The Annual Survey of Industries (ASI) which covers the organised factory sector (comprising primarily the manufacturing sector) collects data annually on workers/employees among others from the establishments covered under the Collection of Statistics (COS) Act, 2008. The employment data relates to directly employed workers (male and female) and those employed through contractors (under the Contract Labour (Regulation & Abolition) Act, 1970, contract workers), supervisory and managerial staff and other employees.

Information deficit

Academic research has shown that directly employed workers comprise permanent workers (whose share has been declining) and non-permanent workers including non-statutory apprentices/trainees and fixed-term employees (FTE). The dataset is silent on nature of employment (based on hours, part or full time), workers employed under government schemes like ‘earn and learn’ and National Employability Enhancement Mission, etc., which according to trade unions offer de jure flexibility as they perform regular work.

However, owing to lack of clarity several scholars of even international repute equate directly employed workers as ‘regular/permanent workers’ and consider the contract workers as the only flexible category. Further, field research and anecdotal/press stories have shown that the extent of contract workers reported in the official data is after all an “underestimate”.

It should be clear even to the lay readers that not only do the analysts grossly underestimate “flexible workers” but also that we do not have even an idea of “transformations” that the government spoke of taking place in the labour market. Can this incomplete and grossly distorting data set serve the basis for the government to frame its labour and employment policies? By the way, data on gender composition of contract workers could be a welcome addition.

The data collected from the households, arguably the most comprehensive dataset, under the quinquennial National Sample Survey (NSS) by NSS Organisation (NSSO) — the latest data relates to 2011-12 — on employment classify workers as self-employed, regular and casual, which again presents problems for comprehension and interpretation.

The fine distinction between “regular” and “casual” is the presence (casual) or absence (regular) of daily or periodic renewal of work contract which distinction may neither be correctly and consistently conveyed by field officials (who recently were hired on contract!) nor be appreciated by the respondents; hence it is difficult to determine whether and to what extent the “regular” category of workers comprise “standard” or “non-standard/flexible” employment.

The Labour Bureau’s Quarterly Employment Surveys (based on establishments) follows the same definition of NSSO and hence suffers from the aforementioned limitations.

There are other data sources like Employment Market Information (EMI) which cover exclusively the organised sector and the latest year for which data under EMI available is 2012 (Economic Survey 2017-18) and disaggregated data sets are difficult to access.

The scarcity of data relating to the unorganised sector for which NSSO conducts non-periodic surveys and they are dated, need hardly be mentioned. The statistics on industrial relations (like industrial disputes or trade unions or labour turnover) provided by the Labour Bureau are pathetically incomplete and utterly unusable, and perhaps it is facing the prospect of natural demise?
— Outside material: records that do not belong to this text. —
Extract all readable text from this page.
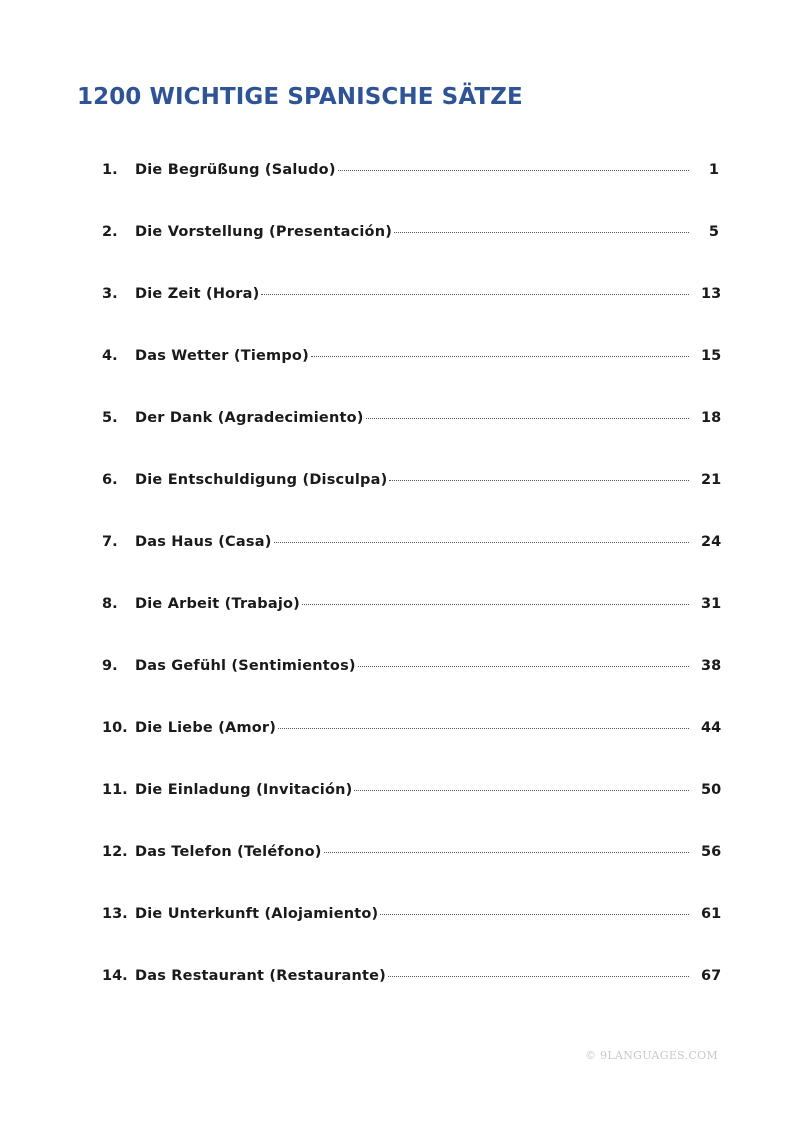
1200 WICHTIGE SPANISCHE SÄTZE
1.	Die Begrüßung (Saludo)	1
2.	Die Vorstellung (Presentación)	5
3.	Die Zeit (Hora)	13
4.	Das Wetter (Tiempo)	15
5.	Der Dank (Agradecimiento)	18
6.	Die Entschuldigung (Disculpa)	21
7.	Das Haus (Casa)	24
8.	Die Arbeit (Trabajo)	31
9.	Das Gefühl (Sentimientos)	38
10. Die Liebe (Amor)	44
11. Die Einladung (Invitación)	50
12. Das Telefon (Teléfono)	56
13. Die Unterkunft (Alojamiento)	61
14. Das Restaurant (Restaurante)	67

© 9LANGUAGES.COM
We don’t have a separate and good data set on the service sector (which comes under the State-level Shops and Establishments Acts) where reportedly many jobs are getting created. Why couldn’t the Labour Bureau compile and provide sector-wise data as it has well-entrenched state labour departments (SLDs)? The latter, by the way, are terrible defaulters in submitting data and dilution of the administrative system in the name of reforms has made them worse. The question whether the labour administrative reforms are capable of generating reliable and periodic data has not been addressed by the government.

In short, labour market governance is at peril as there is a serious information deficit and it is imperative that the government takes measures to design afresh a statistical system reflective of dynamics of changes in the labour market.

The writer is Professor, HRM Area, XLRI, Xavier School of Management, Jamshedpur.